The Pew Center has some graphs on the decline of newspapers. They broke a basic rule of metrology. Always put measurements into context. Know the baseline and measure in proportion to the baseline.

Pew’s graph of newspaper total circulation (brown line) seems to show that newspapers were starting to lose in 1990, when digital media and cable TV started to supply the appetite for ‘news when you want it.’
Numbers of this type MUST always be per capita, in proportion to the total or eligible population. I added a red line of population from the US census for the same period.
You can see that the newspapers were staying even (not growing) until 1975, then started to lose. This corresponds to my own experience with papers. I enjoyed them until somewhere around 1980 when papers gave up their unique advantage. They stopped describing crime accurately, and stopped accepting realistic classified ads. Before this shift, papers were the best source for local information. After the shift their unique skill was gone.

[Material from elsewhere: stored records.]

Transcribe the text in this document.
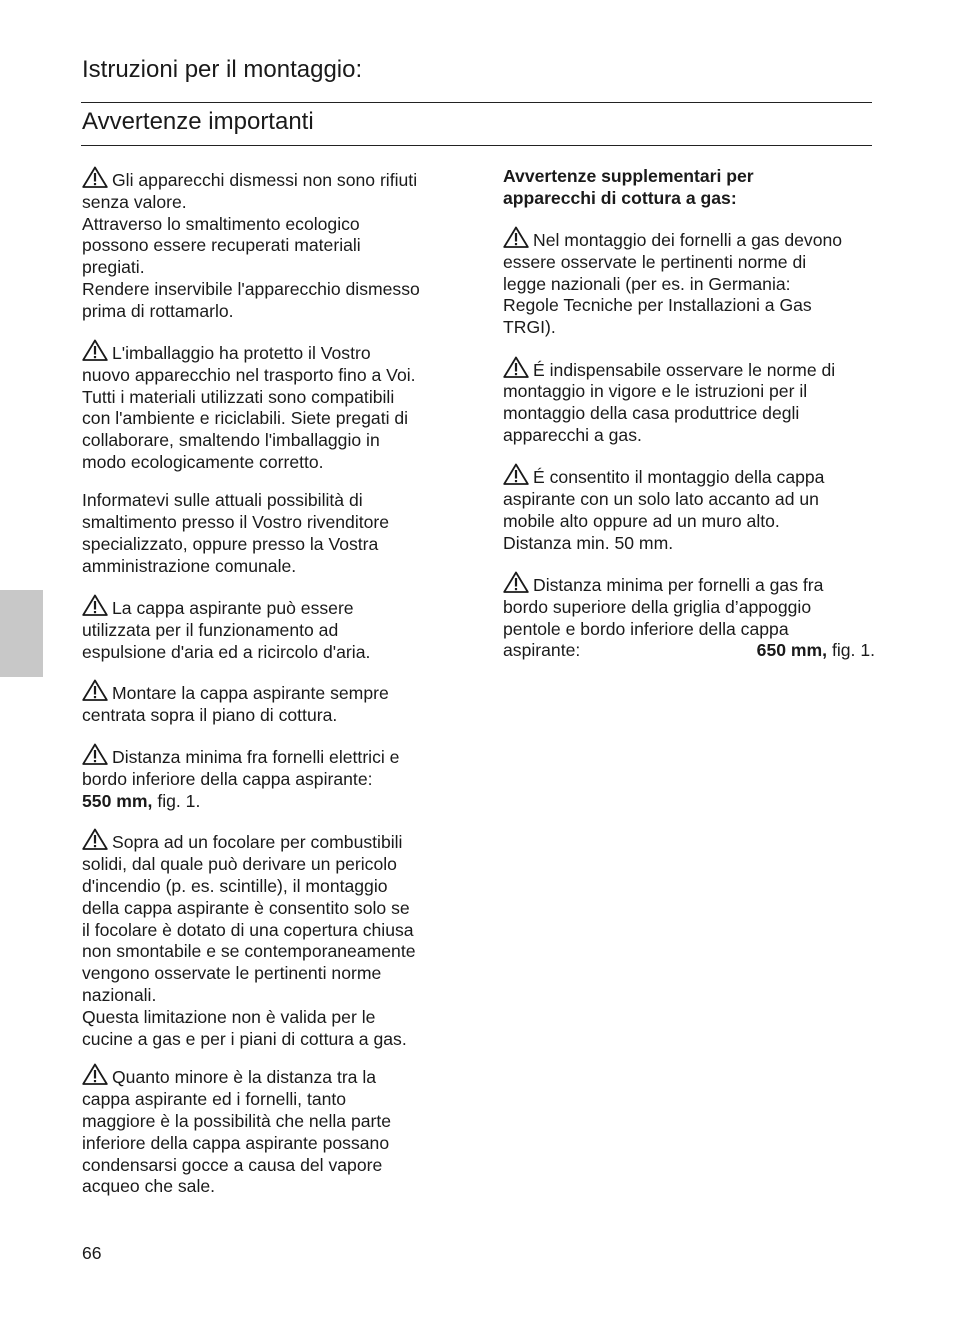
Istruzioni per il montaggio:
Avvertenze importanti
Gli apparecchi dismessi non sono rifiuti
senza valore.
Attraverso lo smaltimento ecologico
possono essere recuperati materiali
pregiati.
Rendere inservibile l'apparecchio dismesso
prima di rottamarlo.
L'imballaggio ha protetto il Vostro
nuovo apparecchio nel trasporto fino a Voi.
Tutti i materiali utilizzati sono compatibili
con l'ambiente e riciclabili. Siete pregati di
collaborare, smaltendo l'imballaggio in
modo ecologicamente corretto.
Informatevi sulle attuali possibilità di
smaltimento presso il Vostro rivenditore
specializzato, oppure presso la Vostra
amministrazione comunale.
La cappa aspirante può essere
utilizzata per il funzionamento ad
espulsione d'aria ed a ricircolo d'aria.
Montare la cappa aspirante sempre
centrata sopra il piano di cottura.
Distanza minima fra fornelli elettrici e
bordo inferiore della cappa aspirante:
550 mm, fig. 1.
Sopra ad un focolare per combustibili
solidi, dal quale può derivare un pericolo
d'incendio (p. es. scintille), il montaggio
della cappa aspirante è consentito solo se
il focolare è dotato di una copertura chiusa
non smontabile e se contemporaneamente
vengono osservate le pertinenti norme
nazionali.
Questa limitazione non è valida per le
cucine a gas e per i piani di cottura a gas.
Quanto minore è la distanza tra la
cappa aspirante ed i fornelli, tanto
maggiore è la possibilità che nella parte
inferiore della cappa aspirante possano
condensarsi gocce a causa del vapore
acqueo che sale.
Avvertenze supplementari per
apparecchi di cottura a gas:
Nel montaggio dei fornelli a gas devono
essere osservate le pertinenti norme di
legge nazionali (per es. in Germania:
Regole Tecniche per Installazioni a Gas
TRGI).
É indispensabile osservare le norme di
montaggio in vigore e le istruzioni per il
montaggio della casa produttrice degli
apparecchi a gas.
É consentito il montaggio della cappa
aspirante con un solo lato accanto ad un
mobile alto oppure ad un muro alto.
Distanza min. 50 mm.
Distanza minima per fornelli a gas fra
bordo superiore della griglia d’appoggio
pentole e bordo inferiore della cappa
aspirante:	650 mm, fig. 1.
66
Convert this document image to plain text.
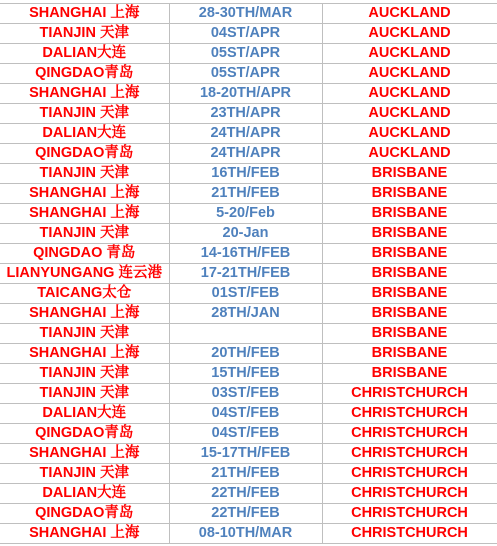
SHANGHAI 上海	28-30TH/MAR	AUCKLAND
TIANJIN 天津	04ST/APR	AUCKLAND
DALIAN大连	05ST/APR	AUCKLAND
QINGDAO青岛	05ST/APR	AUCKLAND
SHANGHAI 上海	18-20TH/APR	AUCKLAND
TIANJIN 天津	23TH/APR	AUCKLAND
DALIAN大连	24TH/APR	AUCKLAND
QINGDAO青岛	24TH/APR	AUCKLAND
TIANJIN 天津	16TH/FEB	BRISBANE
SHANGHAI 上海	21TH/FEB	BRISBANE
SHANGHAI 上海	5-20/Feb	BRISBANE
TIANJIN 天津	20-Jan	BRISBANE
QINGDAO 青岛	14-16TH/FEB	BRISBANE
LIANYUNGANG 连云港	17-21TH/FEB	BRISBANE
TAICANG太仓	01ST/FEB	BRISBANE
SHANGHAI 上海	28TH/JAN	BRISBANE
TIANJIN 天津		BRISBANE
SHANGHAI 上海	20TH/FEB	BRISBANE
TIANJIN 天津	15TH/FEB	BRISBANE
TIANJIN 天津	03ST/FEB	CHRISTCHURCH
DALIAN大连	04ST/FEB	CHRISTCHURCH
QINGDAO青岛	04ST/FEB	CHRISTCHURCH
SHANGHAI 上海	15-17TH/FEB	CHRISTCHURCH
TIANJIN 天津	21TH/FEB	CHRISTCHURCH
DALIAN大连	22TH/FEB	CHRISTCHURCH
QINGDAO青岛	22TH/FEB	CHRISTCHURCH
SHANGHAI 上海	08-10TH/MAR	CHRISTCHURCH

1975 is, of course, the key pivot point for pretty much everything including the earth’s magnetic field. Everything switched phase.
What happened to journalism in 1975? Watergate. All media decided that everything tainted by the R label must be demolished, and everything with the D label must be deified. All news must serve DNC, which is another way of saying Deepstate.
= = = = =
Later contra: As I’ve mentioned before but forgot this time, local news is covered adequately by social media. Most cities have local-news Facebook groups, and the bigger places have Reddit sections as well. Everyone is a reporter in these groups, which means you have to be your own editor, ignoring the partisans and mechanical bots. Real reports still get through. A newspaper will always filter out the real reports, giving you only one partisan side.